JB: Miami is a portal for South and Central America, and so many different ideas and cultures about music are coming through there. Of course, LA is a little bit of that, and the portal coming in from the Pacific Rim. Cities like Miami and Los Angeles tend to have vibrant music scenes.

Michigan was a wonderful music scene too … but LA allows you the opportunity to make classical music that also intersects with the movies, television, stage performance (and) Hollywood Bowl. And that’s the thing I’m most excited about.

DB: What changes do you have in mind for the next year as the new director of choral studies?

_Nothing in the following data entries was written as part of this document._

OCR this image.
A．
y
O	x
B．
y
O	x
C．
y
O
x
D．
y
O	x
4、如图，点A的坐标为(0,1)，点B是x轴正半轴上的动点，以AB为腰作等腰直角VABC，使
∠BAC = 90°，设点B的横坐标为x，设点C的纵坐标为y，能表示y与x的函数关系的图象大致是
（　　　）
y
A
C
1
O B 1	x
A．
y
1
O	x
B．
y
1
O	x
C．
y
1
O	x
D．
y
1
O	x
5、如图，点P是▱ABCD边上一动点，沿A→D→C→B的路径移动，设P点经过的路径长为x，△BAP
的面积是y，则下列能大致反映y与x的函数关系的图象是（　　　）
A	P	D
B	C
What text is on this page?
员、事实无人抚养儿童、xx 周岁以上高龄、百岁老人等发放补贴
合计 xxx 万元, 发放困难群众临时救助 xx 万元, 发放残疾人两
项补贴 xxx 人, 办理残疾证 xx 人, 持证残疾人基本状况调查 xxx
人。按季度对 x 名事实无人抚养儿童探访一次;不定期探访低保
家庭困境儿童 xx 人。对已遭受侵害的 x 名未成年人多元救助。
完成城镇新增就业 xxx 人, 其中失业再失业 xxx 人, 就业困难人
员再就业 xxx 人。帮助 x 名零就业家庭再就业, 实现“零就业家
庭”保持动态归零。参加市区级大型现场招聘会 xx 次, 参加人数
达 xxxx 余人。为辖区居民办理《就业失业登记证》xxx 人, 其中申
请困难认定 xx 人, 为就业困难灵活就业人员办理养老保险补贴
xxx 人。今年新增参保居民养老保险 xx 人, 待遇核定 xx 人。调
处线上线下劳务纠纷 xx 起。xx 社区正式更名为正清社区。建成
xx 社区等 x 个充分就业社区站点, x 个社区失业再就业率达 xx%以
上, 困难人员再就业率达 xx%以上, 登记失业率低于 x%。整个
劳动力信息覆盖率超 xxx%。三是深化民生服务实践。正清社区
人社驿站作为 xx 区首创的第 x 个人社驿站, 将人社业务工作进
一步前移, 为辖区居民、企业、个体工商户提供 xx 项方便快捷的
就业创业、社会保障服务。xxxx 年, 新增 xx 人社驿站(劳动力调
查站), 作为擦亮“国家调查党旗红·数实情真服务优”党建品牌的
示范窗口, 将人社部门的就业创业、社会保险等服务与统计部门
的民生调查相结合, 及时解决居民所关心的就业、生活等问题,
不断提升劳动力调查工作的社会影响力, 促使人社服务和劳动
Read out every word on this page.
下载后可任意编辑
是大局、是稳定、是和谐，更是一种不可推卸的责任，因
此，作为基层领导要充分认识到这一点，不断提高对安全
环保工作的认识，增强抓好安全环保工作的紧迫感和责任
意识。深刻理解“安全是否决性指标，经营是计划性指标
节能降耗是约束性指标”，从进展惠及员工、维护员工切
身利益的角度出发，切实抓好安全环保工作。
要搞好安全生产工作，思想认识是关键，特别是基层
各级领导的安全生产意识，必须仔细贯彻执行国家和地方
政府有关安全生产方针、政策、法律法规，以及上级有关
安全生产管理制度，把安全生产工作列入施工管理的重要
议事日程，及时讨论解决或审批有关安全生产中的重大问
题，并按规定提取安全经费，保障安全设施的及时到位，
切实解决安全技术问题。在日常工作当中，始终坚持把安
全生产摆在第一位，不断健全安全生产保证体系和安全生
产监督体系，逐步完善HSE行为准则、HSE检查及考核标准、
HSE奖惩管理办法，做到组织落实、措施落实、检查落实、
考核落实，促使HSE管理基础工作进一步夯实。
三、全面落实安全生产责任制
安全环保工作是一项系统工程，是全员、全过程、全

JB: There has been a rise in the United States in the last 15 to 20 years in professional vocal ensemble singing. … I’d like UCLA to become the new center of professional choral ensemble singing, being that as a young singer or conductor knows that if they come to UCLA, they’re gonna get that type of training, so that they can go in the market and work with groups like the Chanticleer in San Francisco or Conspirare in Austin, Texas or Polyphony in New York. … UCLA has not had that visibility in the past, they’ve not really been geared that way, so I’d like that number one.

And number two … I want these conductors to know that UCLA is going to be a place that you’ll receive podium time, meaning that you’re on the podium conducting your ensembles. This is not a degree that is only theoretical – it’s applied.

We want to provide concerts, we’re going to provide concerts to the LA area, but I want UCLA to be the major program in the (University of California) system to come be a professional singer and conductor.